Тимофей был кругом виноват. Весело, но нетвердо, скороговоркой он отвечал на спокойные вопросы жены.
— Кто же тебе рубаху стирает? — спрашивала Дуся.
— А мы без рубах. Жара! Как спустишься в скалу, на самое дно колодца, скидывай одежки. Постучишь буром часа два — какая там рубаха!
— И ты с ними стучишь?
— А и что ж? Ну и стучу. Последнюю камеру бьем!
— Снарский, между прочим, заглядывает домой.
— Дядя Прокоп — начальник. Его на участок требуют, к Прасолову. Ему можно и домой по пути забежать.
— «По пути»! Думаешь, все такие, как ты?
— А ты сама приехала бы. Приезжай! В машине покатаешься. В камеру слазим! В бадеечку тебя посадим и опустим на самое дно!
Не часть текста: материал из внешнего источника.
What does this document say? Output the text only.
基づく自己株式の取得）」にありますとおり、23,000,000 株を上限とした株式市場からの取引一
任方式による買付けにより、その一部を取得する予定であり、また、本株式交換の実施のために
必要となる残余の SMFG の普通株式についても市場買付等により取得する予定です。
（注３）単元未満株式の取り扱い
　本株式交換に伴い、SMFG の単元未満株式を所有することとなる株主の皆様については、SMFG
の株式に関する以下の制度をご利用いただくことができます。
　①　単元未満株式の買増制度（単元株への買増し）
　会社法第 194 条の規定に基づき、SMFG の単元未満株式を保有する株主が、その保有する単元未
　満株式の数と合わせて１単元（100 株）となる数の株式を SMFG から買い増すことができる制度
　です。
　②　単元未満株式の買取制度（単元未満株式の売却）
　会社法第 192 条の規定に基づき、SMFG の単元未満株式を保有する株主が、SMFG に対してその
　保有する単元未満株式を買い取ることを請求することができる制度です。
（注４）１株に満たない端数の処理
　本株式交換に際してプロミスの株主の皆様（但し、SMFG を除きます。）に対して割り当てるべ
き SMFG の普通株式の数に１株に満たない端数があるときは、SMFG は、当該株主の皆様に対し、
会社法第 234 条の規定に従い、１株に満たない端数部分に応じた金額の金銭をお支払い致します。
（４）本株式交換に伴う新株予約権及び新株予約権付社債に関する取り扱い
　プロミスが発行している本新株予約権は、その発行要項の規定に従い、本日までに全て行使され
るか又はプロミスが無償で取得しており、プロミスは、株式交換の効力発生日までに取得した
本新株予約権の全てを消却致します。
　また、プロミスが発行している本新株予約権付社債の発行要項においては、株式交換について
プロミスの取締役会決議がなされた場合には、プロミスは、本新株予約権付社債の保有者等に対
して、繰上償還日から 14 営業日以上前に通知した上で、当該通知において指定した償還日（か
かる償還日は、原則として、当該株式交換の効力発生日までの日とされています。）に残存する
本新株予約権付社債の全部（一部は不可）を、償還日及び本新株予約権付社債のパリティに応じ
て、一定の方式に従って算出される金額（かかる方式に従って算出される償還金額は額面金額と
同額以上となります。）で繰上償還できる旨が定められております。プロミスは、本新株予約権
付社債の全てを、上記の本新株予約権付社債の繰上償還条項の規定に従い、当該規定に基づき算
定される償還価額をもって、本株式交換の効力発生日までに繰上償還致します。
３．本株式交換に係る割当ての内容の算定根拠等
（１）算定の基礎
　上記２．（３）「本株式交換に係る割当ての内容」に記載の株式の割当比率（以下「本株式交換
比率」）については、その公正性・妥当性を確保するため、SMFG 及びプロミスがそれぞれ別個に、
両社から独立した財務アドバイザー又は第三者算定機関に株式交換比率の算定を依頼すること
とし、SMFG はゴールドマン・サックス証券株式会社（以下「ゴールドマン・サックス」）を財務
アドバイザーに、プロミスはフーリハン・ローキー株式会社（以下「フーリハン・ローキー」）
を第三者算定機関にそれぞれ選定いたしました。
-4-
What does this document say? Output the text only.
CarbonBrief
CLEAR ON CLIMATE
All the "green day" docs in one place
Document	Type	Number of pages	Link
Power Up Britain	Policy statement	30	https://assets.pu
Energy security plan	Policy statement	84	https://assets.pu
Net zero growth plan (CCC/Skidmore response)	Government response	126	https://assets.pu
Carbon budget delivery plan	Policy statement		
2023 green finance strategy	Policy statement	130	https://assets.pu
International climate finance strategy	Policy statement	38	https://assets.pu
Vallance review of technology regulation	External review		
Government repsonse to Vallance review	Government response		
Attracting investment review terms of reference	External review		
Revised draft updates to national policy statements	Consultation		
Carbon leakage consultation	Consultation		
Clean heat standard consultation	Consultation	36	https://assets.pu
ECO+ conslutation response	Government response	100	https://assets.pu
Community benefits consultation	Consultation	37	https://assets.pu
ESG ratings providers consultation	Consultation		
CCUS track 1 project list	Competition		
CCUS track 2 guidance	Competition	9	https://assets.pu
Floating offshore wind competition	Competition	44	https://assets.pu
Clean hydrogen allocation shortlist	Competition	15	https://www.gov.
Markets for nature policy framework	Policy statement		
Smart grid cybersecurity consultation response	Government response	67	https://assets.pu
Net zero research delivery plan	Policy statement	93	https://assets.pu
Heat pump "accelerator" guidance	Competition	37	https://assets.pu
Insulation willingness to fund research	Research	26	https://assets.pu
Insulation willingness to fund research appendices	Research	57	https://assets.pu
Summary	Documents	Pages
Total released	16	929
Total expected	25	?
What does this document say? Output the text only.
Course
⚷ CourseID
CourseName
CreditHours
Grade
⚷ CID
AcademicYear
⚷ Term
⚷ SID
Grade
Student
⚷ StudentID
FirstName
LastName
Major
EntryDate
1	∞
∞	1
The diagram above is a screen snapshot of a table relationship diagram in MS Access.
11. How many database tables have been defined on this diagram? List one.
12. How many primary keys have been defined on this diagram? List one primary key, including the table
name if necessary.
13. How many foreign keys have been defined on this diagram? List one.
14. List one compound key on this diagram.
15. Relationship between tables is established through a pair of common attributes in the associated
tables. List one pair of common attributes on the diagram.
— Убери руки! Нужен ты мне…
— Да не я, ты посмотри для себя. Интересно ведь — не камеры, а залы, хоть с машиной заезжай! Скоро взрывчаткой начнем загружать. А там и мой конь пойдет в дело Слышишь, поедем!
— За сорок километров? А столовую на замок, да? Ты что же, совсем туда перебрался?
— Да что ты! Самое большое еще десять дней.
На этом закончился их разговор. У барака затормозил грузовик, и сам бригадир — любимец Снарского Гришука Мухин, крикнув «гоп!», одним махом спрыгнул из кузова на землю. Задребезжало оконное стекло под дробью его твердых пальцев.
— Эй, казак! Слезай с печи, целуй жинку, на войну пойдем!
Настя услышала за стеной поцелуй — холодное родственное прикосновение губ к щеке. И Тимофей, ни но кого не глядя, опустив курчавую голову, вышел из барака.
По вечерам, после ужина, обе женщины сидели в комнате Насти у открытого окна, вышивали занавески для столовой и вполголоса пели старинные сибирские песни. Настя, любуясь рукоделием, тоненько и безмятежно выводила верхние колена могучей таежной сказки. Дуся, присмирев, иногда тяжело вздыхая, подпевала ей в лад низким голосом. За окном далеко внизу переливался пенистый шорох реки, горы темнели и надвигались со всех сторон. Рабочие курили, сидя у двери барака прямо на теплой земле, и слушали. Чаще всего в песне говорилось о смелой любви, о безыменной девушке, которая сбежала с ним из родительского дома, и он оказался слабым, испугался трудной жизни в чужих краях, потерял веру в любовь.
Настя пела легко и улыбалась своим далеким воспоминаниям. Много лет назад, шестнадцатилетней девочкой, услышала она в горах зимой гром и убежала из дому в палатку веселого взрывника Снарского. Настя не ошиблась. Вот уже четверть века вдвоем странствуют они с одной стройки на другую, и Снарский все тот же: ищет работу потруднее и поопаснее, все так же ругается, придя с собрания, и так же засыпает на ее большой белой руке, как в гнезде, думая о штольнях и зарядах.
Один раз, прервав песню, Дуся осторожно спросила:
— Небось, страшно было, тетя Настя?
— Тут уж не до страха. Собрала узелок и ушла.
Дуся покачала головой, вздохнула. Глаза ее засияли загадочно, недоверчиво. И Настя поняла эту особенную минуту. Затянула нитку, помедлила и тихонько сказала:
— Дуняша…
Дуся так и вздрогнула.
— Вот что я хочу спросить. Ты любишь Тимофея?
Наклонив голову, повариха долго разглядывала на коленях рукоделие. Глаза ее округлились, удивленный, смешливый взгляд скатился вниз, как падучая звезда.
— Тетя Настя, разве так спрашивают? Я даже не знаю, что тебе сказать. Наверно, люблю…
— А ты ему говорила, что любишь?
— Им нельзя этого говорить, — она все так же глядела вниз.
— Чудаки! Как же вы женились?
— Уломал. — Дуся засмеялась. — Пошли и расписались. Вот и мужа нашла!
— Не знаешь ты жизнь, Дуся. Любишь — сказать надо. Он смеяться не будет. Над этим нельзя смеяться. Небось, ждешь его?
— Надоело ждать, тетя Настя.
— Ах ты, беда какая! Двадцать дней! Подумай-ка: нравился бы он тебе, если б работу бросал, к тебе бежал? Шелковый — все вокруг тебя да около тебя, а между людей — самый последний. А? Ты бы прогнала такого! Этим они нас и берут: придут домой, не едят, не пьют, а все воюют. «Шнур сырой прислали! — Настя забасила, подражая Снарскому. — Штольню не так прорубили!» Они неспроста с моим-то подружили. Мой издалека видит таких ребят.